Territory: 10,452 km²
Population: 5.88 million
Estimated contaminated area: 47 km²
Mine Situation in Lebanon
During the 34 days long Lebanese war in 2006, it is estimated that four million cluster bombs were dropped over southern Lebanon. Approximately one million did not detonate, and remained a threat to the local population, with hundreds of villages located in or surrounded by minefields. The conflict left behind a country in ruins and claimed more than 1,500 lives.
After the conflict, the population could not return to normal life because walking to school, going to work, or going to the market could not be done without running the risk of being injured or killed by unexploded ordnance (UXO).
The 2006 conflict aggravated the already problematic mine situation in Lebanon. Indeed, during the conflict with Israel, hundreds of thousands of landmines and submunitions were left behind. Between 1975 and 2009, 960 people were killed by landmines or UXOs. For a number of years, the amount of mine accidents had somewhat reduced as a result of mine awareness and mine risk education programmes.

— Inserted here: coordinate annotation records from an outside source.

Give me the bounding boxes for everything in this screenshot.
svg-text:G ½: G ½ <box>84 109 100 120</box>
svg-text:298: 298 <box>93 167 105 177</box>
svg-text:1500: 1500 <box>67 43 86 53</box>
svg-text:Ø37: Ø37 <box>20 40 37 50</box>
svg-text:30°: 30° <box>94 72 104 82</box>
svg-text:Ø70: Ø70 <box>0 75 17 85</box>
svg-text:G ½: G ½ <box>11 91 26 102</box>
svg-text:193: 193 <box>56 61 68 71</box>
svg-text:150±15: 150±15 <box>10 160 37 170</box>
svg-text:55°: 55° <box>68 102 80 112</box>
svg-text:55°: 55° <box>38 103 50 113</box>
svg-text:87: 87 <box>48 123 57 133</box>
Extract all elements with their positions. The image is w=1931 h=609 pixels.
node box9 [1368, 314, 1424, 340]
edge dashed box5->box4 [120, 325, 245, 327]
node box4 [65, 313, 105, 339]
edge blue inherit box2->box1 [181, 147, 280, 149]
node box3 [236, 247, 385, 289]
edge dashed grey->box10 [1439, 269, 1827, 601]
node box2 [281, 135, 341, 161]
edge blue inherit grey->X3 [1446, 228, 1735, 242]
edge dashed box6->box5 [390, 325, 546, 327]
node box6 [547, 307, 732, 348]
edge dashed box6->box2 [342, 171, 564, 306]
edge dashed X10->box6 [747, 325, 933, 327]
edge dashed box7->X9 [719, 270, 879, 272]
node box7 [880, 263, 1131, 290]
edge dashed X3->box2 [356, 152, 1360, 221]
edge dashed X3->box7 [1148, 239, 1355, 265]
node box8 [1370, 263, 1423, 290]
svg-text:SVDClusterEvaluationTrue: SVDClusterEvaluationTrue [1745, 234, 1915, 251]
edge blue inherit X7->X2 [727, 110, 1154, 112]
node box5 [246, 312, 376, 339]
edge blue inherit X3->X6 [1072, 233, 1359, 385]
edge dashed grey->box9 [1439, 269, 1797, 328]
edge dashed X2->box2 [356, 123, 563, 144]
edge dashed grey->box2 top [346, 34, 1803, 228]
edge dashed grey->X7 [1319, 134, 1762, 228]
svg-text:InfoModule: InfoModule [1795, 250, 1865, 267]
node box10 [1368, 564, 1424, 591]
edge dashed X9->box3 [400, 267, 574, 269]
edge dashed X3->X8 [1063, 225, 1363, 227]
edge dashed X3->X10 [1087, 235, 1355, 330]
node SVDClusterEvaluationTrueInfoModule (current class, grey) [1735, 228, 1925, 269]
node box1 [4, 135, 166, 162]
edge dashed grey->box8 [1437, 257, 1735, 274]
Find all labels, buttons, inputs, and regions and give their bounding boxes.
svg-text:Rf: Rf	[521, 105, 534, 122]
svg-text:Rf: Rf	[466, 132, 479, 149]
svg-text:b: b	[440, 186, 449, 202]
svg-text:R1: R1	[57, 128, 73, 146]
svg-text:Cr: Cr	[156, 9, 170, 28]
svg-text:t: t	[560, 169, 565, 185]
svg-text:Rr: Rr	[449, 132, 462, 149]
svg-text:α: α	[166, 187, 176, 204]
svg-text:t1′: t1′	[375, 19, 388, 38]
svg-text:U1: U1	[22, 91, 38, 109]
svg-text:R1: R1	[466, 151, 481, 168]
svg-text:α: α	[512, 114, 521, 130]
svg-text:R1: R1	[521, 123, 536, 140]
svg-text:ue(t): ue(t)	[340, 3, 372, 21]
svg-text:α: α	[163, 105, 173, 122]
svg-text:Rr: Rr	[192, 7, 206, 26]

However, after the 2006 war, the number of mine related accidents increased once again.
DEMIRA in Lebanon
In the aftermath of the bombings, the population of southern Lebanon was in immediate need of medical assistance. DEMIRA opened an emergency medical post in the Lebanese village of Yarine. In addition to the medical post, two ambulances were used as mobile clinics. This allowed to offer medical provisions to surrounding villages and settlements and ensured that all three ethnic groups (Christians, Shiites and Sunnis) could be achieved in the different settlements. By the end of the deployment DEMIRA was able to transfer the field hospital to local specialists.
During the deployment in Lebanon, it became apparent that landmines and cluster munitions had been used during the conflict. Thus DEMIRA carried out mine surveys along the border between Lebanon and Israel. The surveys were carried out to identify contaminated areas. DEMIRA also organised mine awareness and mine risk education (MRE) programmes to educate the volunteers of a local NGO about the prevalent mine and UXO risks. The trained volunteers then acted as disseminators, informing the local population about the risks of landmines and how to avoid accidents.